Frontline intensive therapy with rituximab plus high-dose sequential chemotherapy (R-HDS) did not improve outcomes for high-risk patients with diffuse large B-cell lymphoma (DLBCL) compared with treatment with rituximab plus cyclophosphamide, doxorubicin, vincristine, and prednisone (R-CHOP)-14, according to the results of a study published in the Journal of Clinical Oncology.

Prior to the approval of rituximab, high-dose chemotherapy programs followed by transplant were proposed as a treatment method for high-risk patients with DLBCL; however, trials evaluating this method have had conflicting results. A phase II trial of R-HDS showed that the regimen was feasible and active in this patient population.

In this phase III study, Sergio Cortelazzo, of Ospedale Centrale di Bolzano, Bolzano, and colleagues randomly assigned 246 high-risk patients with high-intermediate or high International Prognostic Index scores to R-CHOP or R-HDS; 235 patients were included in the intent-to-treat analysis. The primary efficacy endpoint was 3-year event-free survival.

“Our results indicate that CHOP chemotherapy, optimally supplemented by eight doses of rituximab, remains the standard of care also for this group of patients at higher risk for disease resistance or recurrence,” the researchers wrote.

No difference was found between R-CHOP and R-HDS regimens for:

• Complete response (78% vs 76%)
• Partial response (5% vs 9%)
• No response (15% vs 11%)
• Early treatment mortality (2% vs 3%)

Similarly, after a median of 5 years follow-up, the 3-year event-free survival was 62% for patients assigned R-CHOP compared with 65% for patients assigned R-HDS. At 3 years follow-up, patients assigned to R-HDS had significantly improved disease-free survival (91% vs 79%; P = .034), but the researchers noted that this advantage disappeared because of late-occurring treatment-related deaths.

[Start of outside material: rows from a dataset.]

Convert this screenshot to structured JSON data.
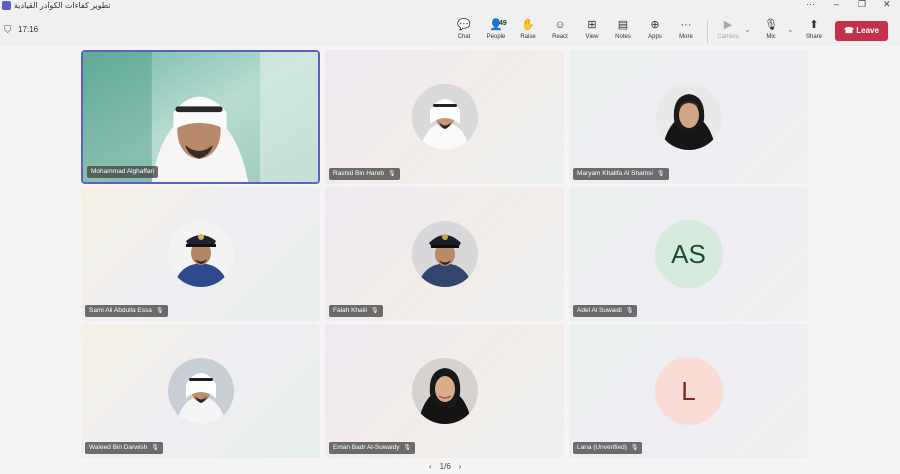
{
  "window": {
    "title": "تطوير كفاءات الكوادر القيادية",
    "controls": {
      "more": "···",
      "minimize": "–",
      "restore": "❐",
      "close": "✕"
    }
  },
  "toolbar": {
    "timer": "17:16",
    "people_count": "49",
    "items": {
      "chat": "Chat",
      "people": "People",
      "raise": "Raise",
      "react": "React",
      "view": "View",
      "notes": "Notes",
      "apps": "Apps",
      "more": "More",
      "camera": "Camera",
      "mic": "Mic",
      "share": "Share"
    },
    "leave_label": "Leave",
    "colors": {
      "leave": "#c4314b",
      "accent": "#5b5fc7"
    }
  },
  "participants": [
    {
      "name": "Mohammad Alghaffari",
      "type": "video",
      "muted": false
    },
    {
      "name": "Rashid Bin Hareb",
      "type": "photo",
      "muted": true
    },
    {
      "name": "Maryam Khalifa Al Shamsi",
      "type": "photo",
      "muted": true
    },
    {
      "name": "Sami Ali Abdulla Essa",
      "type": "photo",
      "muted": true
    },
    {
      "name": "Falah Khalil",
      "type": "photo",
      "muted": true
    },
    {
      "name": "Adel Al Suwaidi",
      "type": "initials",
      "initials": "AS",
      "muted": true
    },
    {
      "name": "Waleed Bin Darwish",
      "type": "photo",
      "muted": true
    },
    {
      "name": "Eman Badr Al-Suwaidy",
      "type": "photo",
      "muted": true
    },
    {
      "name": "Lana (Unverified)",
      "type": "initials",
      "initials": "L",
      "muted": true
    }
  ],
  "pager": {
    "label": "1/6",
    "prev": "‹",
    "next": "›"
  },
  "icons": {
    "mic_muted": "mic-off-icon",
    "shield": "shield-icon"
  }
}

Treatment was discontinued in 19% of patients assigned to R-HDS compared with 5% assigned R-CHOP (P < .001). Patients assigned to R-HDS had significantly higher hematologic toxicity (P < .001) and more infectious complications (P < .001) compared with R-CHOP.

Finally, there was no difference between the two treatment arms for progression-free or overall survival.

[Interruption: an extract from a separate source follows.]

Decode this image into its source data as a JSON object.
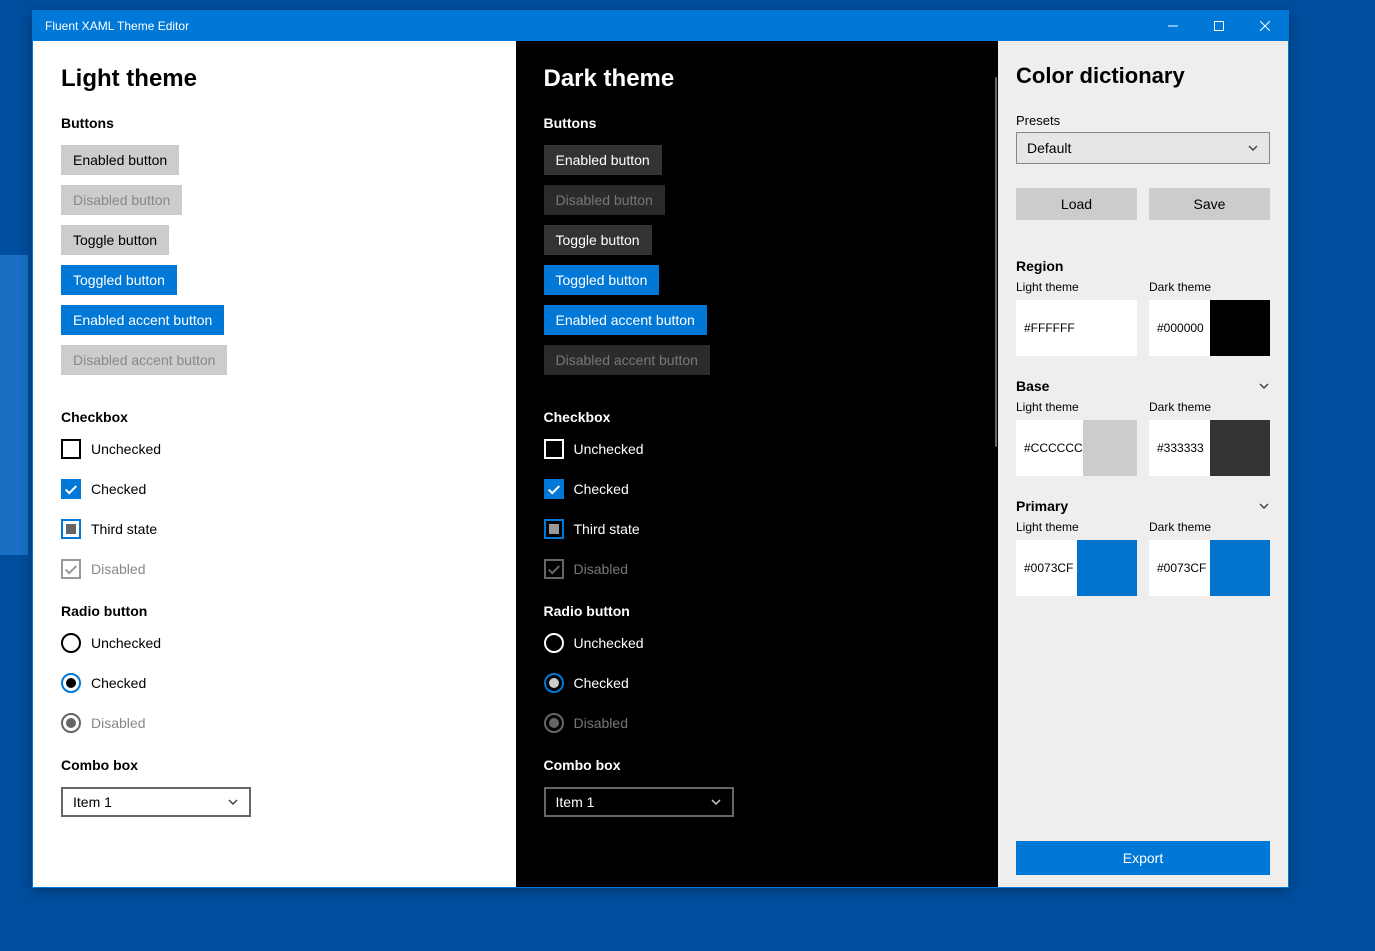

“Interestingly, the subgroup analysis describing the outcome of patients who did not discontinue the allocated treatment because of medical or patient decision or toxicity showed a significant benefit of the R-HDS program in terms of progression-free survival and disease-free survival, but not overall survival,” the researchers wrote.

Based on these results, the researchers concluded that these two regimens are equally effective for these high-risk patients.

“Whether the addition of new drugs, such as lenalidomide and ibrutinib or monoclonal antibodies such as obinutuzumab, to R-CHOP therapy will be able to improve the outcome of high-risk patients with DLBCL is still under investigation,” the researchers wrote.